The Reading Bundle
Sat, Oct 18, 2014I realized that whenever I talk about my work, I end up giving a list of pretty standard books, rather than the latest new fancy thing in my feeds. They are not my daily read, neither my only reading topic. It is more a minimal list of the basics of my discipline. It should give you a good sense of where I’m from.
If you had only one to read
- Cities and Forms: On Sustainable Urbanism : The big bad guy. I was in Serge’s lab when he wrote this and he is kind of my mentor. I’m not sure it’s readable straight from start to finish and I don’t necessarily endorse all views. But the amount of information in this book is just incredible.
Morphology
- The Urban Housing Handbook : before anything, look at what has been done in the world. Excellent maps and essential figures on density. Follow-up on towers and masterplanning are definitely worth reading too.
- Streets & Patterns: Once again a broad view, not super technical. Just make sure you have all those pictures in mind.
- Space Matrix : Are you sure you know you basic arithmetics of urban morpho’ ? Super simple, still essential for good problem setting.
Urban Energy Modeling
- Computer Modeling For Sustainable Urban Design : everything urban energy modeling, state of the art (the few newly published things doesn’t really change the game).
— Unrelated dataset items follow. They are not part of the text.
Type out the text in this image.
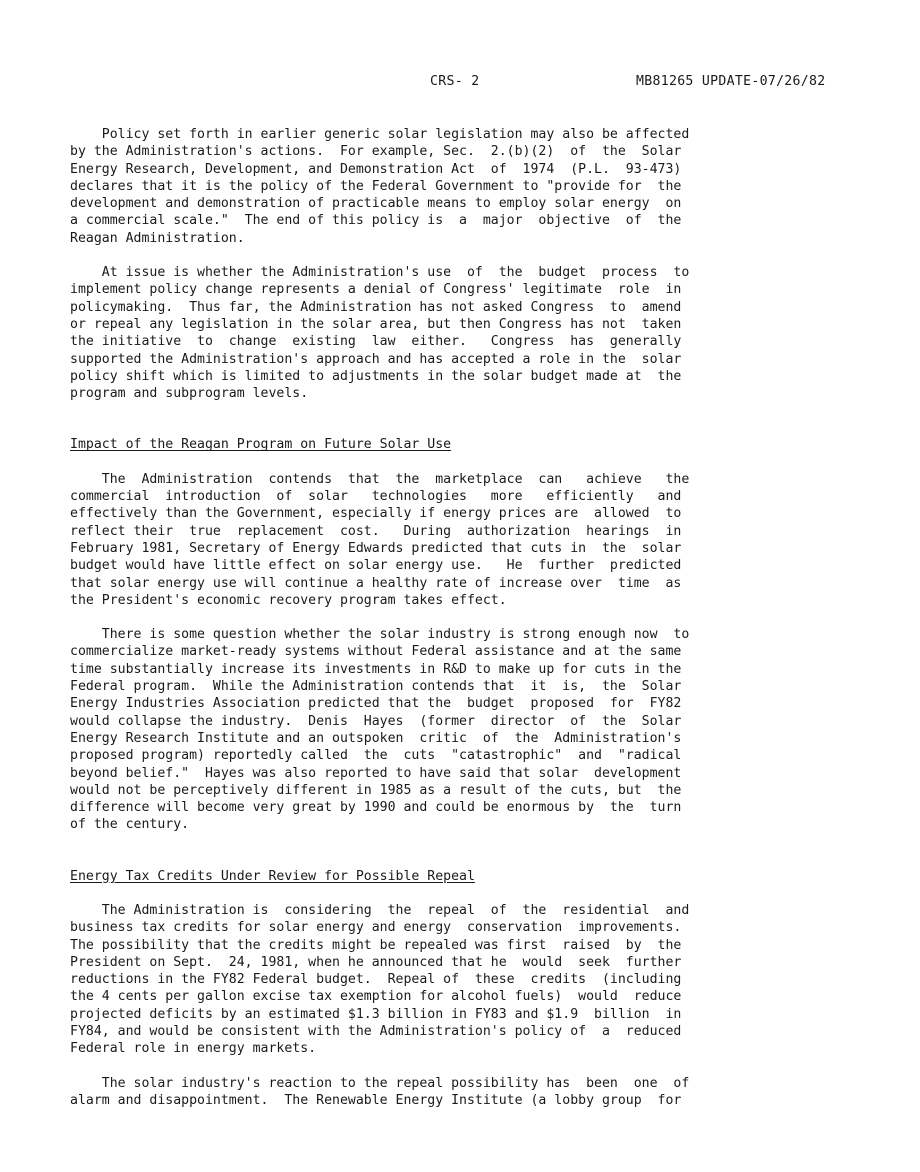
CRS- 2	MB81265 UPDATE-07/26/82
Policy set forth in earlier generic solar legislation may also be affected
by the Administration's actions.  For example, Sec.  2.(b)(2)  of  the  Solar
Energy Research, Development, and Demonstration Act  of  1974  (P.L.  93-473)
declares that it is the policy of the Federal Government to "provide for  the
development and demonstration of practicable means to employ solar energy  on
a commercial scale."  The end of this policy is  a  major  objective  of  the
Reagan Administration.
At issue is whether the Administration's use  of  the  budget  process  to
implement policy change represents a denial of Congress' legitimate  role  in
policymaking.  Thus far, the Administration has not asked Congress  to  amend
or repeal any legislation in the solar area, but then Congress has not  taken
the initiative  to  change  existing  law  either.   Congress  has  generally
supported the Administration's approach and has accepted a role in the  solar
policy shift which is limited to adjustments in the solar budget made at  the
program and subprogram levels.
Impact of the Reagan Program on Future Solar Use
The  Administration  contends  that  the  marketplace  can   achieve   the
commercial  introduction  of  solar   technologies   more   efficiently   and
effectively than the Government, especially if energy prices are  allowed  to
reflect their  true  replacement  cost.   During  authorization  hearings  in
February 1981, Secretary of Energy Edwards predicted that cuts in  the  solar
budget would have little effect on solar energy use.   He  further  predicted
that solar energy use will continue a healthy rate of increase over  time  as
the President's economic recovery program takes effect.
There is some question whether the solar industry is strong enough now  to
commercialize market-ready systems without Federal assistance and at the same
time substantially increase its investments in R&D to make up for cuts in the
Federal program.  While the Administration contends that  it  is,  the  Solar
Energy Industries Association predicted that the  budget  proposed  for  FY82
would collapse the industry.  Denis  Hayes  (former  director  of  the  Solar
Energy Research Institute and an outspoken  critic  of  the  Administration's
proposed program) reportedly called  the  cuts  "catastrophic"  and  "radical
beyond belief."  Hayes was also reported to have said that solar  development
would not be perceptively different in 1985 as a result of the cuts, but  the
difference will become very great by 1990 and could be enormous by  the  turn
of the century.
Energy Tax Credits Under Review for Possible Repeal
The Administration is  considering  the  repeal  of  the  residential  and
business tax credits for solar energy and energy  conservation  improvements.
The possibility that the credits might be repealed was first  raised  by  the
President on Sept.  24, 1981, when he announced that he  would  seek  further
reductions in the FY82 Federal budget.  Repeal of  these  credits  (including
the 4 cents per gallon excise tax exemption for alcohol fuels)  would  reduce
projected deficits by an estimated $1.3 billion in FY83 and $1.9  billion  in
FY84, and would be consistent with the Administration's policy of  a  reduced
Federal role in energy markets.
The solar industry's reaction to the repeal possibility has  been  one  of
alarm and disappointment.  The Renewable Energy Institute (a lobby group  for
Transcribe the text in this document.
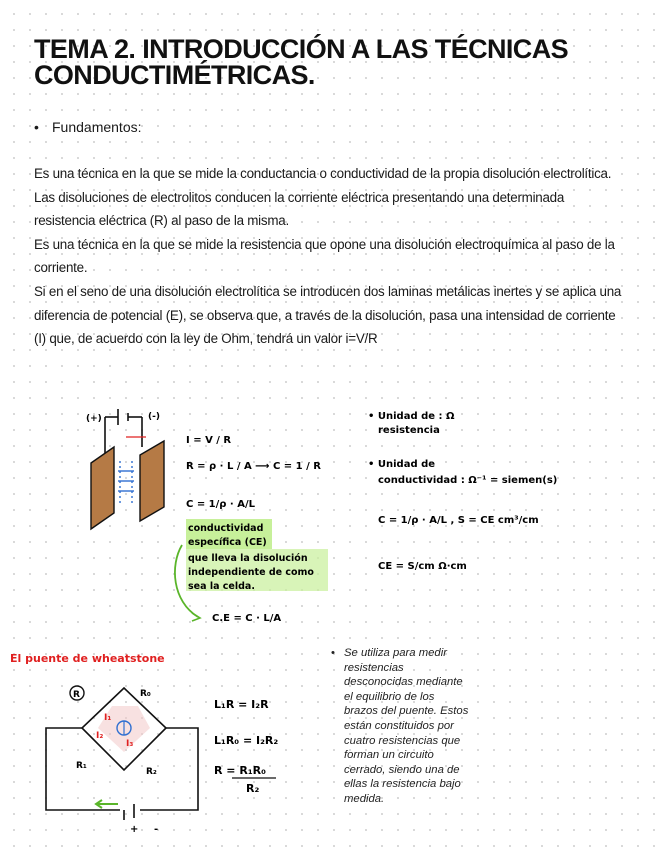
TEMA 2. INTRODUCCIÓN A LAS TÉCNICAS
CONDUCTIMÉTRICAS.
• Fundamentos:

Es una técnica en la que se mide la conductancia o conductividad de la propia disolución electrolítica.

Las disoluciones de electrolitos conducen la corriente eléctrica presentando una determinada resistencia eléctrica (R) al paso de la misma.

Es una técnica en la que se mide la resistencia que opone una disolución electroquímica al paso de la corriente.

Si en el seno de una disolución electrolítica se introducen dos laminas metálicas inertes y se aplica una diferencia de potencial (E), se observa que, a través de la disolución, pasa una intensidad de corriente (I) que, de acuerdo con la ley de Ohm, tendrá un valor i=V/R

(+)	(-)
I = V / R
R = ρ · L / A ⟶ C = 1 / R
C = 1/ρ · A/L
conductividad
específica (CE)
que lleva la disolución
independiente de como
sea la celda.
C.E = C · L/A
• Unidad de : Ω
resistencia
• Unidad de
conductividad : Ω⁻¹ = siemen(s)
C = 1/ρ · A/L , S = CE cm³/cm
CE = S/cm Ω·cm
El puente de wheatstone
R	R₀
R₁
R₂
I₁
I₂
I₃
+ -
L₁R = I₂R
L₁R₀ = I₂R₂
R = R₁R₀
R₂
• Se utiliza para medir
resistencias
desconocidas mediante
el equilibrio de los
brazos del puente. Estos
están constituidos por
cuatro resistencias que
forman un circuito
cerrado, siendo una de
ellas la resistencia bajo
medida.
- A few articles: Ratti 2003, Ratti 2005, Robinson 2006, for passive volume, perimeter blocks and irregular irradiation patterns.
Modeling Epistemology
- Théorie du Système Général - Théorie de la Modélisation : why are we even modeling ? This book is my base on systemic, on complex systems and more broadly on why I’m not modeling like a physicist.
- Economic Models as Analogy: a primer on case-based reasoning and analogy interpretation of models. Initially for economy, it works really well for city modeling too (found this one on James Keirstead’s website).
Once again, remember that it is a very minimal list, nothing exhaustive. But it should get you started on the topic.